When you take time for spiritual self-care, you are taking the time to fill up your soul and nurture your relationship and connection with The Divine to feel heard, safe, and empowered.
The practice of spiritual self-care quiets the mind and improves your ability to calm down the restlessness that the stresses of daily life bring upon you.
TIP 6: Forgiveness
Being human requires you to forgive yourself. As a human, you make mistakes, we all do. If you beat yourself up for every mistake, judge yourself, you will lead a life of constant guilt. Such negative emotions eventually will cause low energy and feelings of self-doubt, low self-esteem, and poor self-worth because the negative feelings stay inside us. It’s a downward spiral that doesn’t need to be.
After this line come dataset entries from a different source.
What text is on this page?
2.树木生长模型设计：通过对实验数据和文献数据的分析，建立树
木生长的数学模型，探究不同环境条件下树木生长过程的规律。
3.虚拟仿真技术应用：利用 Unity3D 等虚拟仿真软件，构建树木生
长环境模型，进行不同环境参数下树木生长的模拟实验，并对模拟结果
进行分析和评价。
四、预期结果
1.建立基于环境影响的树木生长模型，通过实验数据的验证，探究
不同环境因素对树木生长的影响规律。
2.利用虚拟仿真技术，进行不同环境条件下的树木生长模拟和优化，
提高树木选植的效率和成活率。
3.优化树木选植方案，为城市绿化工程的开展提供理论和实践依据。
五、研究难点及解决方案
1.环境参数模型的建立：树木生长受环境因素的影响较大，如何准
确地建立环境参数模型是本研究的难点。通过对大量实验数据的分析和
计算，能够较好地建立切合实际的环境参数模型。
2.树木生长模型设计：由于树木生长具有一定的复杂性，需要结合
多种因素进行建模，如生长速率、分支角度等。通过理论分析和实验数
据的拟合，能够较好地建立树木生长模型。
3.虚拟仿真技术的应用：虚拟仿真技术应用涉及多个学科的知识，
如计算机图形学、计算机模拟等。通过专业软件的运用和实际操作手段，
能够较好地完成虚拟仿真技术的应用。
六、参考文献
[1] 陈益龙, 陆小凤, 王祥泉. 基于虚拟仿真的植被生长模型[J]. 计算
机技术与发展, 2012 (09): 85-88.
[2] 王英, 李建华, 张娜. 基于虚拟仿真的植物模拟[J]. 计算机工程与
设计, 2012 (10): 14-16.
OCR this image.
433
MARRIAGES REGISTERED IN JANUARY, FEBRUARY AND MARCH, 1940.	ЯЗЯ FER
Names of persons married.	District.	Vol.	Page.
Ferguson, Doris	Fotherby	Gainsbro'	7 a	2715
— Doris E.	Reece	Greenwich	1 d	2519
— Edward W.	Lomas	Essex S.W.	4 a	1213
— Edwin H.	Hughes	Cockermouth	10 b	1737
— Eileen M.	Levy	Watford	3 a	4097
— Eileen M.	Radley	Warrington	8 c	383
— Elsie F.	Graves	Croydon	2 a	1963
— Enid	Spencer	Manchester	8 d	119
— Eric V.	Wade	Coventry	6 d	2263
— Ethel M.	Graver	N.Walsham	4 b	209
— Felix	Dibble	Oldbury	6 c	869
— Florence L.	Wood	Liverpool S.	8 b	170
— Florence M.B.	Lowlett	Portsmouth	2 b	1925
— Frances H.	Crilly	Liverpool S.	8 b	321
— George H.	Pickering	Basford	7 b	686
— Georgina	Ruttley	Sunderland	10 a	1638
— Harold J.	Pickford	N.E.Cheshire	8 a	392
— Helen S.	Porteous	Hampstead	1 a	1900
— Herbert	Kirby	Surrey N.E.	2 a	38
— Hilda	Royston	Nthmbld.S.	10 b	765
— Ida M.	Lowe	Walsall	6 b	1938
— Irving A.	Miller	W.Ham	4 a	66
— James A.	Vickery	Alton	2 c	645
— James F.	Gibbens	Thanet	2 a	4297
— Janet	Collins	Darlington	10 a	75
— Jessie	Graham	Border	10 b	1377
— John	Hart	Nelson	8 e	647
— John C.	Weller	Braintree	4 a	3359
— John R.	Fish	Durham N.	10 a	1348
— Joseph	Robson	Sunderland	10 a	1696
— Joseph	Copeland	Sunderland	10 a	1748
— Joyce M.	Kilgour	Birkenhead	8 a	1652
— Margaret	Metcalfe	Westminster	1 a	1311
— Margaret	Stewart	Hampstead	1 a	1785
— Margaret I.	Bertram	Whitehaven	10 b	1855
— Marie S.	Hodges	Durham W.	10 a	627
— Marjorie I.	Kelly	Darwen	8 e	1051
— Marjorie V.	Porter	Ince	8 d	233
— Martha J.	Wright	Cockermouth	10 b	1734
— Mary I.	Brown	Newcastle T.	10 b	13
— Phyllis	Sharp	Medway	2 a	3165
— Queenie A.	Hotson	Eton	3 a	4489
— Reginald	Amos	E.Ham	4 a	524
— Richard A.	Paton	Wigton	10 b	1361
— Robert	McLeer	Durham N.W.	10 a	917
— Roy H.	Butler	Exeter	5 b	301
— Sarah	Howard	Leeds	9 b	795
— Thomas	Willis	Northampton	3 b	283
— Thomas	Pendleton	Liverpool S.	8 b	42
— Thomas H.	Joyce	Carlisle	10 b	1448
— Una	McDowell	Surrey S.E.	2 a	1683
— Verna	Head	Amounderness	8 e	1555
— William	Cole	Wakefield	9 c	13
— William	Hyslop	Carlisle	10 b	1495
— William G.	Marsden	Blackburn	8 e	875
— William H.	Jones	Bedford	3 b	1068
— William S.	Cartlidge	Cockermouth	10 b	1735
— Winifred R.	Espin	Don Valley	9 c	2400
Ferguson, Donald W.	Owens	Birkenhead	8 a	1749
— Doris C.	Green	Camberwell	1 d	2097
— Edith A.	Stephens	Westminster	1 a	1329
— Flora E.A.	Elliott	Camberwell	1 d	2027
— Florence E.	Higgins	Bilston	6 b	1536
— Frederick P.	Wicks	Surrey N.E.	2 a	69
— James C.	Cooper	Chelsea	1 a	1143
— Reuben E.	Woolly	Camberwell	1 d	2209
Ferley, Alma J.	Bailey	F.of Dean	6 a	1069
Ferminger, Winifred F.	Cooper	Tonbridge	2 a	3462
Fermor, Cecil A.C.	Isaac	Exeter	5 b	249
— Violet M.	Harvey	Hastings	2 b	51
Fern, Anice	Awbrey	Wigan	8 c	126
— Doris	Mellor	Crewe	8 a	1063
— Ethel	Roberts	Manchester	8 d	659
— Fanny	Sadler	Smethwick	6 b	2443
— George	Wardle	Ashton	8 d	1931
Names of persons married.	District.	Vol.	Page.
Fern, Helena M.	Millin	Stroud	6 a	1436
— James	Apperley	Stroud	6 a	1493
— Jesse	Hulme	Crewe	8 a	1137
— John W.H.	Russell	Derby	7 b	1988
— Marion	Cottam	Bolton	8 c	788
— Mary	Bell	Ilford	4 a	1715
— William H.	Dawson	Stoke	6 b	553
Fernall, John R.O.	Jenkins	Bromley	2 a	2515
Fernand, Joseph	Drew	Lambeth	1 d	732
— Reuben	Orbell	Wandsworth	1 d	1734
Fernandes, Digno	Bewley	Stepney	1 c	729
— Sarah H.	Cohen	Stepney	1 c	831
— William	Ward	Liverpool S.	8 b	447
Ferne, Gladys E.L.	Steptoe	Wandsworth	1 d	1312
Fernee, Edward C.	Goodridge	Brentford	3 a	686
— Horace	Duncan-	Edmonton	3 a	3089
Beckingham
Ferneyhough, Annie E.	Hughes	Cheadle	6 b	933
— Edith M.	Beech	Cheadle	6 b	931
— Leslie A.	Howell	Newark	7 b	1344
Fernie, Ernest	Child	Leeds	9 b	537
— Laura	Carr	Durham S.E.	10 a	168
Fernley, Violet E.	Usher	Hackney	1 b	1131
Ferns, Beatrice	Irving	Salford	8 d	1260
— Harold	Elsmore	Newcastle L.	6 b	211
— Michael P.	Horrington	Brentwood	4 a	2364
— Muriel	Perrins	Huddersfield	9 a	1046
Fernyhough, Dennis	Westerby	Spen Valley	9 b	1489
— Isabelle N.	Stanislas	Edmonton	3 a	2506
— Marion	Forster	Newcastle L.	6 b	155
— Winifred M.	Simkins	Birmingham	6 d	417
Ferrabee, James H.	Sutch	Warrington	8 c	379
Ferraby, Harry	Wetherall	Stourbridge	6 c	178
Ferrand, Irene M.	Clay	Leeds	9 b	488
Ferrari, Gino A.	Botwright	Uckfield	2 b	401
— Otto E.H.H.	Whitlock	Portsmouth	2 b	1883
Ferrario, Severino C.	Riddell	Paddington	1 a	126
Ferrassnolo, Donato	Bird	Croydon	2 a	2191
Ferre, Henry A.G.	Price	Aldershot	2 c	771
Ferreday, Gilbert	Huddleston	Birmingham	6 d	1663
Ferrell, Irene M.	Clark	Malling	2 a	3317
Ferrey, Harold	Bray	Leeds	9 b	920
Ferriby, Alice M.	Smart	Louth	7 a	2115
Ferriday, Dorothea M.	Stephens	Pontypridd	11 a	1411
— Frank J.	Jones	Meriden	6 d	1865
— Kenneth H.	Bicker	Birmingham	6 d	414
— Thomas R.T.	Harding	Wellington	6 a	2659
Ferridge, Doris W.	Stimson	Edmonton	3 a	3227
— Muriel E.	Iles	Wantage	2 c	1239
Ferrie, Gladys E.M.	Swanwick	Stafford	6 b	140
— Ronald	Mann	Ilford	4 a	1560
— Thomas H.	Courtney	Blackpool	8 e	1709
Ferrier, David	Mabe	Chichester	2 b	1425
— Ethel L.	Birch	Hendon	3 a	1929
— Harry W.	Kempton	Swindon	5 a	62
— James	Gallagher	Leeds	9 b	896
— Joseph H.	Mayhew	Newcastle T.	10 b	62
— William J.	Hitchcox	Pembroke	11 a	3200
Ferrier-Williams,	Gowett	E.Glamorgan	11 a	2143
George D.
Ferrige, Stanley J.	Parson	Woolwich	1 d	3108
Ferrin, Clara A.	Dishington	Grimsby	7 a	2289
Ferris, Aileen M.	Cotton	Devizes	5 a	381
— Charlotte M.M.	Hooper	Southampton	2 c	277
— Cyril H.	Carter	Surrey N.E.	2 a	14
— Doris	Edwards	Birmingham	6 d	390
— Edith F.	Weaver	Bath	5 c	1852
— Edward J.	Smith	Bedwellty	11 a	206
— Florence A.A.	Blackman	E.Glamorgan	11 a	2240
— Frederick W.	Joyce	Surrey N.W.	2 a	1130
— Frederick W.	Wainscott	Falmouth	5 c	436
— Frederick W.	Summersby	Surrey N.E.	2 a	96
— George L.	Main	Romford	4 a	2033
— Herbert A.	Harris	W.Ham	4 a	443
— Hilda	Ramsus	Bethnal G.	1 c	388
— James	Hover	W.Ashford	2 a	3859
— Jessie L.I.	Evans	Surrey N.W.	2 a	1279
So, accept your humaneness so you can move forward to self-love, self-respect, and self-empowerment. Practice being less hard on yourself when you make a mistake. At the end of the day, every mistake comes with a lesson learned and we are all students of life.
You now have our 6 tips for incorporating self-love and self-care into your daily life. You might be wondering where you start? Our advice is to start with the practice that resonates the strongest to you. Don’t worry about performing the practice for a long time each day; the important part is that you start, even if it is for 5 minutes initially, and gradually build on that practice by extending your time. There are going to be days where you are not going to have the time to love yourself and indulge in self-care and self-love every single day. It’s okay. The fact that you have read this article in its entirety (you are here aren’t you?) is practicing self-care so you can do this!